Les tribunaux doivent trancher si cet usage massif relève de l'exception de « fouille de textes et de données » prévue par certaines législations, comme la directive européenne de 2019. Dans l'Union européenne, cette exception existe mais comporte un droit d'opposition pour les titulaires de droits. Aux États-Unis, la notion d'« usage équitable » (fair use) est invoquée par les entreprises d'IA, sans qu'une décision définitive ne soit encore rendue au niveau de la Cour suprême.
Pour l'utilisateur, la conséquence directe est une incertitude juridique : si le modèle a été entraîné sur des œuvres protégées sans autorisation, les contenus qu'il génère pourraient être considérés comme des œuvres dérivées dans certaines juridictions. En pratique, aucun tribunal n'a encore condamné un utilisateur final, mais la menace théorique existe.
La paternité des œuvres générées : un vide juridique
Lorsqu'une personne demande à une IA de produire une image ou un texte, la question de la titularité des droits se pose immédiatement. Dans la plupart des pays, le droit d'auteur est réservé aux créations humaines. Les offices de propriété intellectuelle des États-Unis et de l'Union européenne ont clairement indiqué que les œuvres générées sans intervention humaine substantielle ne sont pas éligibles à la protection. À consulter également : www.boelling-galerie.de.
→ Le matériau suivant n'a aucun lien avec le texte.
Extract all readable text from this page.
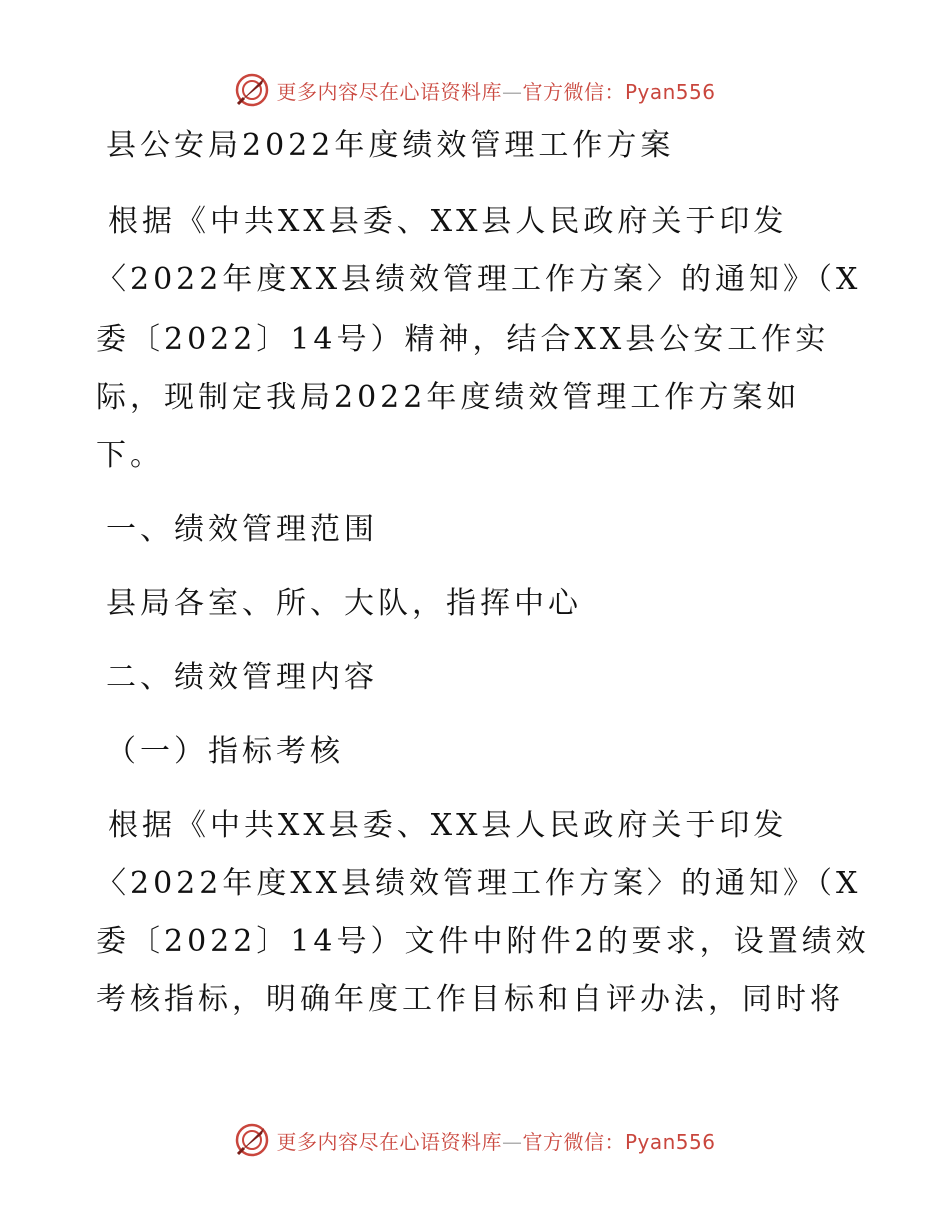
更多内容尽在心语资料库—官方微信：Pyan556
县公安局2022年度绩效管理工作方案
根据《中共XX县委、XX县人民政府关于印发
〈2022年度XX县绩效管理工作方案〉的通知》（X
委〔2022〕14号）精神，结合XX县公安工作实
际，现制定我局2022年度绩效管理工作方案如
下。
一、绩效管理范围
县局各室、所、大队，指挥中心
二、绩效管理内容
（一）指标考核
根据《中共XX县委、XX县人民政府关于印发
〈2022年度XX县绩效管理工作方案〉的通知》（X
委〔2022〕14号）文件中附件2的要求，设置绩效
考核指标，明确年度工作目标和自评办法，同时将
更多内容尽在心语资料库—官方微信：Pyan556
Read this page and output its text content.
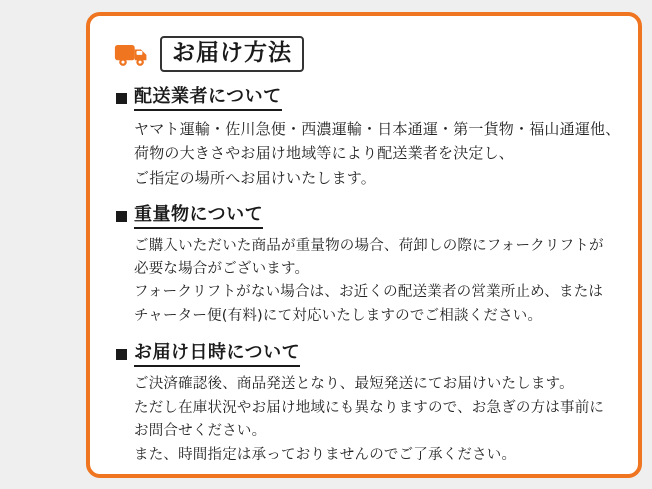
お届け方法
配送業者について
ヤマト運輸・佐川急便・西濃運輸・日本通運・第一貨物・福山通運他、
荷物の大きさやお届け地域等により配送業者を決定し、
ご指定の場所へお届けいたします。
重量物について
ご購入いただいた商品が重量物の場合、荷卸しの際にフォークリフトが
必要な場合がございます。
フォークリフトがない場合は、お近くの配送業者の営業所止め、または
チャーター便(有料)にて対応いたしますのでご相談ください。
お届け日時について
ご決済確認後、商品発送となり、最短発送にてお届けいたします。
ただし在庫状況やお届け地域にも異なりますので、お急ぎの方は事前に
お問合せください。
また、時間指定は承っておりませんのでご了承ください。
Cette position crée une situation paradoxale : une image générée par IA peut être librement utilisée par n'importe qui, car elle n'appartient à personne. Mais si cette même image intègre des éléments reconnaissables d'une œuvre protégée, l'utilisateur s'expose à une action en contrefaçon. Le niveau d'« intervention humaine » requis pour revendiquer un droit d'auteur reste flou. Une simple modification de prompt ne suffit pas, selon les offices, mais une retouche substantielle et créative du résultat pourrait suffire.
Les plateformes qui proposent des générateurs imposent leurs propres conditions d'utilisation. Certaines cèdent tous les droits sur les contenus produits à l'utilisateur, d'autres se réservent un droit de réutilisation. Il est conseillé de lire ces conditions avant de publier un contenu généré, notamment dans un cadre commercial.
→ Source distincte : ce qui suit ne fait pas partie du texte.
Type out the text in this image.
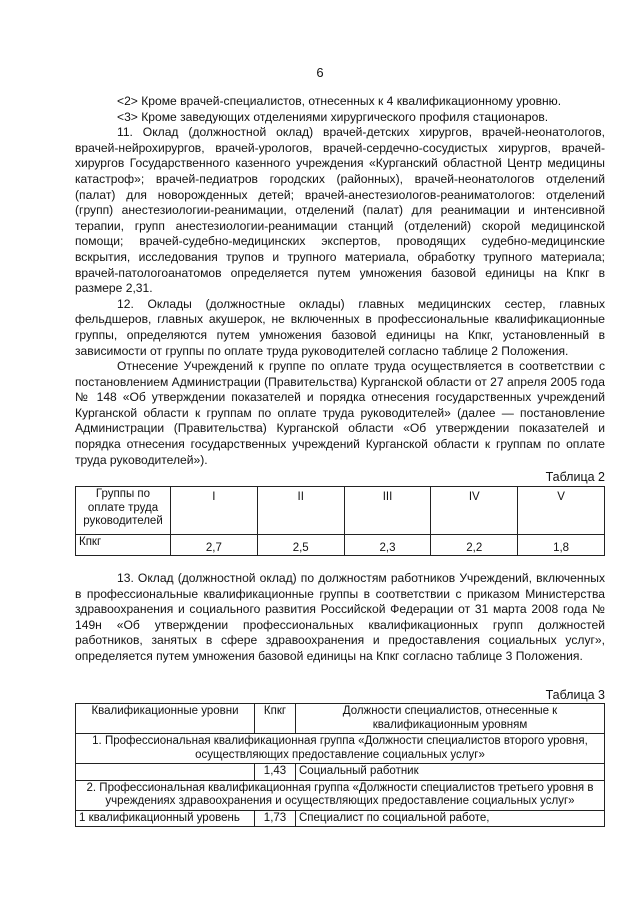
6

<2> Кроме врачей-специалистов, отнесенных к 4 квалификационному уровню.

<3> Кроме заведующих отделениями хирургического профиля стационаров.

11. Оклад (должностной оклад) врачей-детских хирургов, врачей-неонатологов, врачей-нейрохирургов, врачей-урологов, врачей-сердечно-сосудистых хирургов, врачей-хирургов Государственного казенного учреждения «Курганский областной Центр медицины катастроф»; врачей-педиатров городских (районных), врачей-неонатологов отделений (палат) для новорожденных детей; врачей-анестезиологов-реаниматологов: отделений (групп) анестезиологии-реанимации, отделений (палат) для реанимации и интенсивной терапии, групп анестезиологии-реанимации станций (отделений) скорой медицинской помощи; врачей-судебно-медицинских экспертов, проводящих судебно-медицинские вскрытия, исследования трупов и трупного материала, обработку трупного материала; врачей-патологоанатомов определяется путем умножения базовой единицы на Кпкг в размере 2,31.

12. Оклады (должностные оклады) главных медицинских сестер, главных фельдшеров, главных акушерок, не включенных в профессиональные квалификационные группы, определяются путем умножения базовой единицы на Кпкг, установленный в зависимости от группы по оплате труда руководителей согласно таблице 2 Положения.

Отнесение Учреждений к группе по оплате труда осуществляется в соответствии с постановлением Администрации (Правительства) Курганской области от 27 апреля 2005 года № 148 «Об утверждении показателей и порядка отнесения государственных учреждений Курганской области к группам по оплате труда руководителей» (далее — постановление Администрации (Правительства) Курганской области «Об утверждении показателей и порядка отнесения государственных учреждений Курганской области к группам по оплате труда руководителей»).

Таблица 2
Группы по оплате труда руководителей	I	II	III	IV	V
Кпкг	2,7	2,5	2,3	2,2	1,8

13. Оклад (должностной оклад) по должностям работников Учреждений, включенных в профессиональные квалификационные группы в соответствии с приказом Министерства здравоохранения и социального развития Российской Федерации от 31 марта 2008 года № 149н «Об утверждении профессиональных квалификационных групп должностей работников, занятых в сфере здравоохранения и предоставления социальных услуг», определяется путем умножения базовой единицы на Кпкг согласно таблице 3 Положения.

Таблица 3
Квалификационные уровни	Кпкг	Должности специалистов, отнесенные к квалификационным уровням
1. Профессиональная квалификационная группа «Должности специалистов второго уровня, осуществляющих предоставление социальных услуг»		
	1,43	Социальный работник
2. Профессиональная квалификационная группа «Должности специалистов третьего уровня в учреждениях здравоохранения и осуществляющих предоставление социальных услуг»		
1 квалификационный уровень	1,73	Специалист по социальной работе,
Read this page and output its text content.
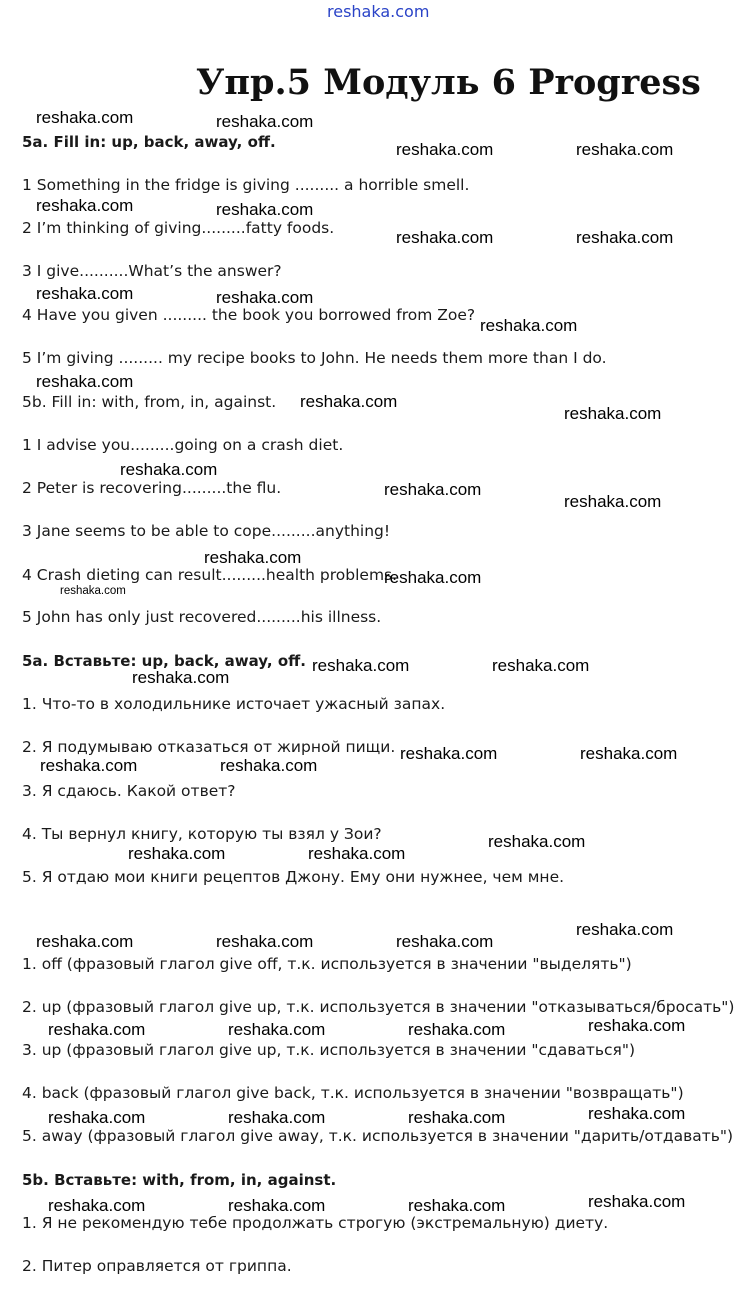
reshaka.com
Упр.5 Модуль 6 Progress
5a. Fill in: up, back, away, off.
1 Something in the fridge is giving ......... a horrible smell.
2 I’m thinking of giving.........fatty foods.
3 I give..........What’s the answer?
4 Have you given ......... the book you borrowed from Zoe?
5 I’m giving ......... my recipe books to John. He needs them more than I do.
5b. Fill in: with, from, in, against.
1 I advise you.........going on a crash diet.
2 Peter is recovering.........the flu.
3 Jane seems to be able to cope.........anything!
4 Crash dieting can result.........health problems.
5 John has only just recovered.........his illness.
5a. Вставьте: up, back, away, off.
1. Что-то в холодильнике источает ужасный запах.
2. Я подумываю отказаться от жирной пищи.
3. Я сдаюсь. Какой ответ?
4. Ты вернул книгу, которую ты взял у Зои?
5. Я отдаю мои книги рецептов Джону. Ему они нужнее, чем мне.
1. off (фразовый глагол give off, т.к. используется в значении "выделять")
2. up (фразовый глагол give up, т.к. используется в значении "отказываться/бросать")
3. up (фразовый глагол give up, т.к. используется в значении "сдаваться")
4. back (фразовый глагол give back, т.к. используется в значении "возвращать")
5. away (фразовый глагол give away, т.к. используется в значении "дарить/отдавать")
5b. Вставьте: with, from, in, against.
1. Я не рекомендую тебе продолжать строгую (экстремальную) диету.
2. Питер оправляется от гриппа.
reshaka.com	reshaka.com
reshaka.com	reshaka.com
reshaka.com	reshaka.com
reshaka.com	reshaka.com
reshaka.com	reshaka.com
reshaka.com
reshaka.com
reshaka.com
reshaka.com
reshaka.com
reshaka.com
reshaka.com
reshaka.com
reshaka.com
reshaka.com
reshaka.com	reshaka.com
reshaka.com
reshaka.com	reshaka.com
reshaka.com	reshaka.com
reshaka.com
reshaka.com	reshaka.com
reshaka.com
reshaka.com	reshaka.com	reshaka.com
reshaka.com
reshaka.com	reshaka.com	reshaka.com
reshaka.com
reshaka.com	reshaka.com	reshaka.com
reshaka.com
reshaka.com	reshaka.com	reshaka.com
Les usages à risque et les précautions pratiques
Les litiges les plus probables concernent l'utilisation d'IA pour reproduire le style d'un artiste vivant ou pour intégrer des personnages de fiction protégés dans des créations personnelles. Un utilisateur qui demande à un outil de générer « un portrait à la manière de » un peintre célèbre s'expose à une action si le résultat est vendu ou diffusé largement. Les tribunaux français et allemands ont récemment reconnu que le style d'un artiste pouvait être protégé dans certaines circonstances, au titre du parasitisme ou de la concurrence déloyale.
Pour limiter les risques, plusieurs précautions sont envisageables :
- Conserver l'historique des prompts et des versions intermédiaires, afin de documenter le processus de création.
- Vérifier les conditions d'utilisation du générateur concernant la propriété des sorties et la responsabilité en cas de contenu litigieux.
- Éviter d'utiliser des noms de personnages, marques ou éléments visuels clairement identifiables dans les demandes.
Les outils de détection de contenu généré par IA, développés par des laboratoires universitaires et des entreprises privées, commencent à être utilisés par les plateformes de stock d'images et les maisons d'édition. Un acheteur peut ainsi refuser un visuel s'il est identifié comme généré, sans que cela ne soit illégal en soi. La charge de la preuve repose souvent sur l'utilisateur, qui doit démontrer l'originalité de sa démarche.
La situation juridique évolue rapidement, avec des décisions de justice attendues dans plusieurs pays dans les prochains mois. En attendant, une règle simple s'applique : plus une utilisation est commerciale et visible, plus le risque juridique est élevé. Les usages privés et non diffusés restent largement à l'abri des poursuites, mais aucune garantie absolue n'existe dans ce domaine en construction.